Orange County exports should hit a milestone next year, surpassing 2000’s record after a recovery from the recession and technology meltdown a few years ago.
The weaker dollar is helping, making products from here more affordable in Europe and Japan. But the real driver is economic growth in Asia.
In all, local exports are pegged to grow 10.7% to $11.9 billion next year, according to California State University, Fullerton. That would be a record, topping 2000’s tally by about $500 million.
Next year should be a continuation of a trend, according to Cal State Fullerton. This year, OC exports are seen growing 20% to $10.7 billion, the second straight year of gains.
Beyond next year, exports are seen rising through 2006, hitting $12.9 billion.
OC exporters have pretty much every major region to thank. Mexico, OC’s largest export market, is seen absorbing $273 million in added shipments next year, for a total of $2.6 billion.
Japan, the county’s No. 2 market, is seen taking 7.5% more in local exports for a total of $1.3 billion.
Shipments to Europe are seen growing 10.6% to $2 billion in 2005, helped by rebounding economies and the weaker dollar.
“Outside the U.S., our largest market in 2005 will be Europe,” said Michael Sager, senior vice president of marketing for Fountain Valley memory products maker Kingston Technology Co.
The biggest news arguably is expected growth in Asia.
“The markets in particular that OC exporters next year will look for will be in the Far East, particularly Japan,” said Esmael Adibi, director and professor of economics at Chapman University in Orange. “China, Taiwan and South Korea also will be key export markets for Orange County.”
Asia’s gain is seen coming at the expense of Canada, which is projected to buy fewer local goods in 2005, according to Cal State Fullerton. The prediction is for a 10% decline in shipments to Canada for a total of $874 million in local exports.
Part of the reason that OC export shipments to Canada are expected to fall next year is that the U.S. economy is not growing as much as predicted. So goes the U.S. economy, so goes Canada.
“Exports to Canada are showing a continuing downward trend,” said economics professor Vincent Dropsy, who does Cal State Fullerton’s export forecasts. “While Canada’s economic growth has not been as strong as expected, that alone isn’t enough to explain why export growth seems to be slowing so much.”
On another trade front, textile import quotas are set to end on Jan. 1, giving fabric from China, India and other developing states freer access to the U.S.
That’s good for local apparel makers and retailers, though the few textile producers left here are likely to feel the sting of added competition.
Separately, the World Trade Organi-
zation’s Doha round of trade talks is set to resume next year and could wrap up by the end of 2006. The goal is to ease trade restrictions on goods and commercial services, as well as the thorny issue of agriculture.
MARKET TO WATCH: CHINA
China actually could happen as an export market in 2005.
Long a hub of low-cost production, China is seen taking in $930 billion in Orange County exports next year, a 46% surge.
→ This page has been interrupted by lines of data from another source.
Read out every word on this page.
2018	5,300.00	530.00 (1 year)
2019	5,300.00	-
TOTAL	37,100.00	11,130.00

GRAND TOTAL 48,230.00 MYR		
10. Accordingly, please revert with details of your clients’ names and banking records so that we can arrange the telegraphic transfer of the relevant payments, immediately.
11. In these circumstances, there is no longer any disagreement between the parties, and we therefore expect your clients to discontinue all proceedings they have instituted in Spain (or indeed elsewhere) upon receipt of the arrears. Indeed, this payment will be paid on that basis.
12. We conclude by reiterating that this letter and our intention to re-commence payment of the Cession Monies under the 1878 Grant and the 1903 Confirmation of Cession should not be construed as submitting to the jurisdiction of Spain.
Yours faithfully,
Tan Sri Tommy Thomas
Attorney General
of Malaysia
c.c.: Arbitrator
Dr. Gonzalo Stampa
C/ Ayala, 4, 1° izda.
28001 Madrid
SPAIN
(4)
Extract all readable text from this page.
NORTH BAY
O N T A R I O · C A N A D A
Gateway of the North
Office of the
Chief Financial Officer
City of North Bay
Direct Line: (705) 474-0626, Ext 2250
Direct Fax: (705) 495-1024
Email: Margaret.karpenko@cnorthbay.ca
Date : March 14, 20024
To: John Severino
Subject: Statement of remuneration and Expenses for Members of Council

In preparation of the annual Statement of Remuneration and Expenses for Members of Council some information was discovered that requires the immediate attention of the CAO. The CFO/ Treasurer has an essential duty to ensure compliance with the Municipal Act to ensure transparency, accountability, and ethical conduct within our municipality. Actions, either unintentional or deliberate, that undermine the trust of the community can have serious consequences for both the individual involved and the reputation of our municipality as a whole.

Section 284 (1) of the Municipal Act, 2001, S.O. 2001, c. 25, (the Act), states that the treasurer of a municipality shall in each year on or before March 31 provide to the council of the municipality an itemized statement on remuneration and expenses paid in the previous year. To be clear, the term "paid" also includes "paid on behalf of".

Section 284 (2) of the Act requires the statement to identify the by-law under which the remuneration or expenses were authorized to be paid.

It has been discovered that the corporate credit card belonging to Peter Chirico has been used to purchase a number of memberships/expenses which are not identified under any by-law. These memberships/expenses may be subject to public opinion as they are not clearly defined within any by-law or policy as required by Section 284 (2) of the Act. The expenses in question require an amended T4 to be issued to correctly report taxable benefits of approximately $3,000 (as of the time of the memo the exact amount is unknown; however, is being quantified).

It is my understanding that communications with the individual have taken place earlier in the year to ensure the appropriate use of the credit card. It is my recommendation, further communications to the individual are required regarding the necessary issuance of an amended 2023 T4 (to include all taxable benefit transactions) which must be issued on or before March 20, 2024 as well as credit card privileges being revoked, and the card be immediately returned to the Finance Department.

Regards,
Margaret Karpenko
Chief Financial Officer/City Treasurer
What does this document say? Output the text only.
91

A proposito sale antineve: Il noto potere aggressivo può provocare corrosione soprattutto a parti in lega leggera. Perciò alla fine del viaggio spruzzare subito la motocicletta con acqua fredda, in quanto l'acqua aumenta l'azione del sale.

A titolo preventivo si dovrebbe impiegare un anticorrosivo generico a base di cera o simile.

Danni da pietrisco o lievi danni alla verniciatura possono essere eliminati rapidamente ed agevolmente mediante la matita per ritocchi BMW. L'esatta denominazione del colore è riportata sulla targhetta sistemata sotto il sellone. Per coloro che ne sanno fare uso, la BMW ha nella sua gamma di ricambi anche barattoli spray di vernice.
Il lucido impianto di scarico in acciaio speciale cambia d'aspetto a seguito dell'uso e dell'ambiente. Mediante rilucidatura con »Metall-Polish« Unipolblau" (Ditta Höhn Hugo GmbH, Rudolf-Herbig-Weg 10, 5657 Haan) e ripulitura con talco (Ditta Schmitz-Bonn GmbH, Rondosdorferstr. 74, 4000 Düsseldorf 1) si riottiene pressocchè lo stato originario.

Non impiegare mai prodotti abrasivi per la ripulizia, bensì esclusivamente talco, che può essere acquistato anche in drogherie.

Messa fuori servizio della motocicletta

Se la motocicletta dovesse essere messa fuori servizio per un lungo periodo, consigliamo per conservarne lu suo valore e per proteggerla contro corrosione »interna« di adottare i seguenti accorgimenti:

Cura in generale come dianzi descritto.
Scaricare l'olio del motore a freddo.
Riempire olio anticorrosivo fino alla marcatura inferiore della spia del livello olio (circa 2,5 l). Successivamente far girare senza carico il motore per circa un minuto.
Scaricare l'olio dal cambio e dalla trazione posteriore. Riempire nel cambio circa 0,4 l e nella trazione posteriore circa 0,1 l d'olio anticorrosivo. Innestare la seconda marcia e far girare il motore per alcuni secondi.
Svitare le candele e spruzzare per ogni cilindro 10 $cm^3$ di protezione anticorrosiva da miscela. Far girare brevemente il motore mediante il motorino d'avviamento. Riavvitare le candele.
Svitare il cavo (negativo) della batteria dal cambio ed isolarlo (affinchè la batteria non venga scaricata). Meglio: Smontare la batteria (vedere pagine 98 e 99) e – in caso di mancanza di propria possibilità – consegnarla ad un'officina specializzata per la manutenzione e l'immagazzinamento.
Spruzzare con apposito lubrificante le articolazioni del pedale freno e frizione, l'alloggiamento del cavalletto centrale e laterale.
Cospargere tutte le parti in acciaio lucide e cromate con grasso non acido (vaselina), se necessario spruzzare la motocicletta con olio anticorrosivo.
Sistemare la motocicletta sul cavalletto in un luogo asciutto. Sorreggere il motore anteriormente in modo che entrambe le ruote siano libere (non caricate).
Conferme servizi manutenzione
The country is seen displacing Canada as the OC’s third-largest export market after Mexico and Japan.
China’s joining of the World Trade Organization in 2001 is a factor. Next year, Beijing is set to cut tariffs and other trade barriers as part of its membership in the group.
Exports to China could get an added boost in 2005 if Beijing lets its currency appreciate against the dollar, which some expect will happen. Any gain in the yuan would make U.S. exports to China more competitive.
Executives said it’s hard to overstate how well their sales in China are doing.
“Sales for our consumer products in China will almost double next year,” said Jim Peterson, chief executive of Irvine chipmaker Microsemi Corp.
“We believe we can get 25% growth in China next year,” said Michael Sager, senior vice president of marketing for Fountain Valley-based Kingston Technology Co.